類友はカルマに従う 番外編2-④

 もう少し早く贈り物を決めていれば、こんなことにならなかった。

 そんな後悔を抱きつつ、エクトルは仕事帰りに電話で注文していた品を取りに行っていた。

 かなり無茶な注文をしたことは分かっているが、どうしてもデザインにこだわりたかった。愛しい恋人に贈る物なのだから、手は抜きたくないし妥協もしたくない。だがショップの前に着いたエクトルは、ここにきてまだ悩んでいた。

 フランクが言っていたように、羽琉ならどんな物でも喜んでくれるとエクトルも思っている。高価な物や派手な物が好きではないことも知っている。質素な物でも気持ちがこもっていれば、羽琉は嬉しそうに笑ってくれるだろうことも高い確率で予測できる。

 それでも、もっと、と欲張ってしまうのは贅沢なのだろうか。

「……自分がこんなに誰かの喜ぶ顔を求めるなんて知らなかった」

 羽琉相手にだけ感じるこの欲求を、エクトルはまだ満たすことができずにいた。

 そして予約していた時間になり、エクトルはショップのドアを開ける。店に入ってきたエクトルに女性店員は「いらっしゃいませ」と声を掛け近寄ってきた。

「注文していた品を受け取りに来たんだが……」

「! ダンヴィエール様ですね。少々お待ち下さい」

 そう言って女性店員は店の奥へと入っていった。

 しばらくして出てきたのは、作業服を着た中年の男性だ。

 「お久しぶりですね。エクトル様」とにこやかな表情で話し掛けてきたのは店主のフレデリックだった。

 「急な注文をしてすまない」

 申し訳さな気に謝るエクトルに、フレデリックは「全くです」と苦笑交じりで答える。

「お気に召すデザインになっているか、ご確認頂けますか?」

 エクトルと旧知の中であるフレデリックは、白手袋をつけるとトレイの上に一つのブレスレット乗せてエクトルの前に見せた。

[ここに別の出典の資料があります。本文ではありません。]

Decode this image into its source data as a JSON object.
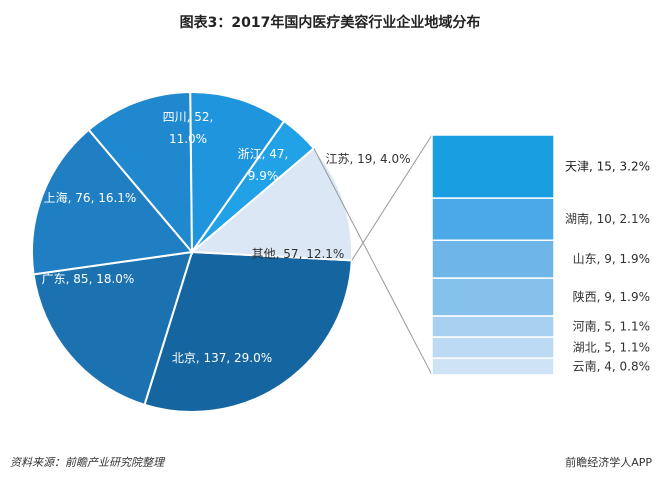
{
  "chart_data": {
    "type": "pie",
    "title": "图表3：2017年国内医疗美容行业企业地域分布",
    "slices": [
      {
        "label": "北京",
        "value": 137,
        "percent": "29.0%",
        "color": "#1565a0"
      },
      {
        "label": "广东",
        "value": 85,
        "percent": "18.0%",
        "color": "#1c72b0"
      },
      {
        "label": "上海",
        "value": 76,
        "percent": "16.1%",
        "color": "#1f7fc2"
      },
      {
        "label": "四川",
        "value": 52,
        "percent": "11.0%",
        "color": "#2088cf"
      },
      {
        "label": "浙江",
        "value": 47,
        "percent": "9.9%",
        "color": "#1f95dd"
      },
      {
        "label": "江苏",
        "value": 19,
        "percent": "4.0%",
        "color": "#22a2e6"
      },
      {
        "label": "其他",
        "value": 57,
        "percent": "12.1%",
        "color": "#dbe7f5"
      }
    ],
    "breakdown": {
      "of": "其他",
      "items": [
        {
          "label": "天津",
          "value": 15,
          "percent": "3.2%",
          "color": "#1a9ee2"
        },
        {
          "label": "湖南",
          "value": 10,
          "percent": "2.1%",
          "color": "#4aa9e6"
        },
        {
          "label": "山东",
          "value": 9,
          "percent": "1.9%",
          "color": "#6fb6e8"
        },
        {
          "label": "陕西",
          "value": 9,
          "percent": "1.9%",
          "color": "#86c1ec"
        },
        {
          "label": "河南",
          "value": 5,
          "percent": "1.1%",
          "color": "#a8d0f0"
        },
        {
          "label": "湖北",
          "value": 5,
          "percent": "1.1%",
          "color": "#bcdaf3"
        },
        {
          "label": "云南",
          "value": 4,
          "percent": "0.8%",
          "color": "#cfe3f6"
        }
      ]
    }
  },
  "source": "资料来源：前瞻产业研究院整理",
  "brand": "前瞻经济学人APP"
}
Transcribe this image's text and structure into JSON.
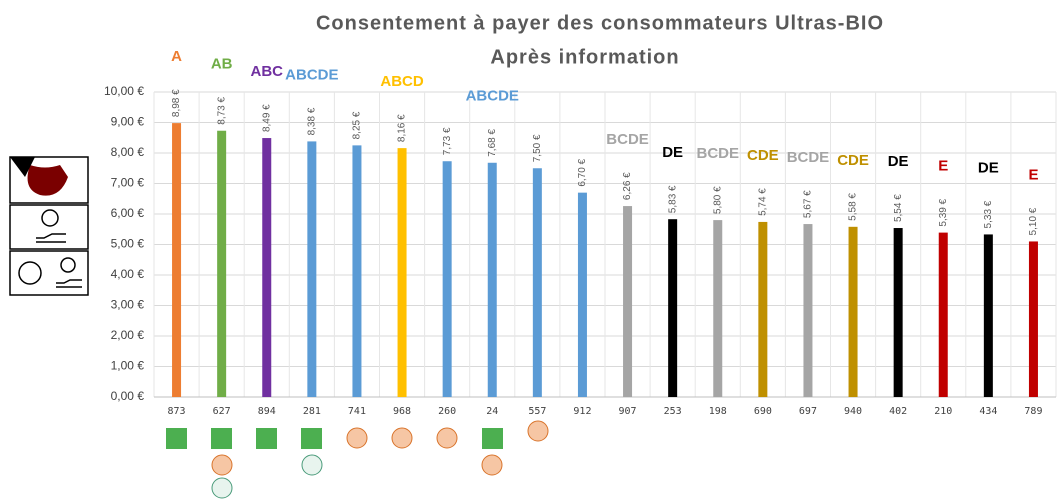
{
  "chart_data": {
    "type": "bar",
    "title": "Consentement à payer des consommateurs Ultras-BIO",
    "subtitle": "Après information",
    "categories": [
      "873",
      "627",
      "894",
      "281",
      "741",
      "968",
      "260",
      "24",
      "557",
      "912",
      "907",
      "253",
      "198",
      "690",
      "697",
      "940",
      "402",
      "210",
      "434",
      "789"
    ],
    "values": [
      8.98,
      8.73,
      8.49,
      8.38,
      8.25,
      8.16,
      7.73,
      7.68,
      7.5,
      6.7,
      6.26,
      5.83,
      5.8,
      5.74,
      5.67,
      5.58,
      5.54,
      5.39,
      5.33,
      5.1
    ],
    "value_labels": [
      "8,98 €",
      "8,73 €",
      "8,49 €",
      "8,38 €",
      "8,25 €",
      "8,16 €",
      "7,73 €",
      "7,68 €",
      "7,50 €",
      "6,70 €",
      "6,26 €",
      "5,83 €",
      "5,80 €",
      "5,74 €",
      "5,67 €",
      "5,58 €",
      "5,54 €",
      "5,39 €",
      "5,33 €",
      "5,10 €"
    ],
    "colors": [
      "#ED7D31",
      "#70AD47",
      "#7030A0",
      "#5B9BD5",
      "#5B9BD5",
      "#FFC000",
      "#5B9BD5",
      "#5B9BD5",
      "#5B9BD5",
      "#5B9BD5",
      "#A5A5A5",
      "#000000",
      "#A5A5A5",
      "#BF9000",
      "#A5A5A5",
      "#BF9000",
      "#000000",
      "#C00000",
      "#000000",
      "#C00000"
    ],
    "group_labels": [
      "A",
      "AB",
      "ABC",
      "ABCDE",
      null,
      "ABCD",
      null,
      "ABCDE",
      null,
      null,
      "BCDE",
      "DE",
      "BCDE",
      "CDE",
      "BCDE",
      "CDE",
      "DE",
      "E",
      "DE",
      "E"
    ],
    "ylim": [
      0,
      10
    ],
    "yticks": [
      {
        "value": 0,
        "label": "0,00 €"
      },
      {
        "value": 1,
        "label": "1,00 €"
      },
      {
        "value": 2,
        "label": "2,00 €"
      },
      {
        "value": 3,
        "label": "3,00 €"
      },
      {
        "value": 4,
        "label": "4,00 €"
      },
      {
        "value": 5,
        "label": "5,00 €"
      },
      {
        "value": 6,
        "label": "6,00 €"
      },
      {
        "value": 7,
        "label": "7,00 €"
      },
      {
        "value": 8,
        "label": "8,00 €"
      },
      {
        "value": 9,
        "label": "9,00 €"
      },
      {
        "value": 10,
        "label": "10,00 €"
      }
    ],
    "grid": true
  }
}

 それを手に取ったエクトルは角度を変えながら、じっくりと見やる。細部にまで細かい細工が施されたデザインは、エクトルがイメージし注文した通りに仕上がっていた。

 エクトルはニッと笑うと、「……パルフェ(完璧)」と満足そうにフレデリックに言った。

「良かったです。気合を入れて作り上げた甲斐がありました」

 フレデリックも安心したような笑顔を浮かべる。

「喜んでくれそうだ……」

 手渡した時の羽琉の表情を想像して、エクトルは目を細めた。

 穏やかなエクトルの様子に「大切な方なのですね」とフレデリックが言うと、エクトルはさらに笑みを深める。

「そう。一番大切な相手なんだ。だからフレックにお願いした」

「それは光栄です」

「すごく満足のいく出来で驚いたよ。愛しい恋人のために素敵なラッピングを頼むよ」

 楽しそうに笑ったフレデリックは「はい」と言って奥部屋へと歩いて行った。

 社交辞令ではなく、エクトルは本当にそう思っていた。

 ブレスレットの完成度は高く、羽琉のイメージに合っている。羽琉が身に着けてくれると嬉しいが、まずはこれを受け取った時の羽琉の笑顔が見たい。

 一緒に生活していても羽琉は何も望まないため、エクトルは貢ぎたくても貢げない。何でも羽琉に与えたいと思っている欲求も満たされていなかった。

 それでも今回は無条件で羽琉に与えることができる。だからこそ今日という日はエクトルにとって一番大事な日なのだ。

 羽琉が喜んでくれるようにと願いながら、フレデリックが包んでくれた羽琉への贈り物を大事に受け取りエクトルは店を後にした。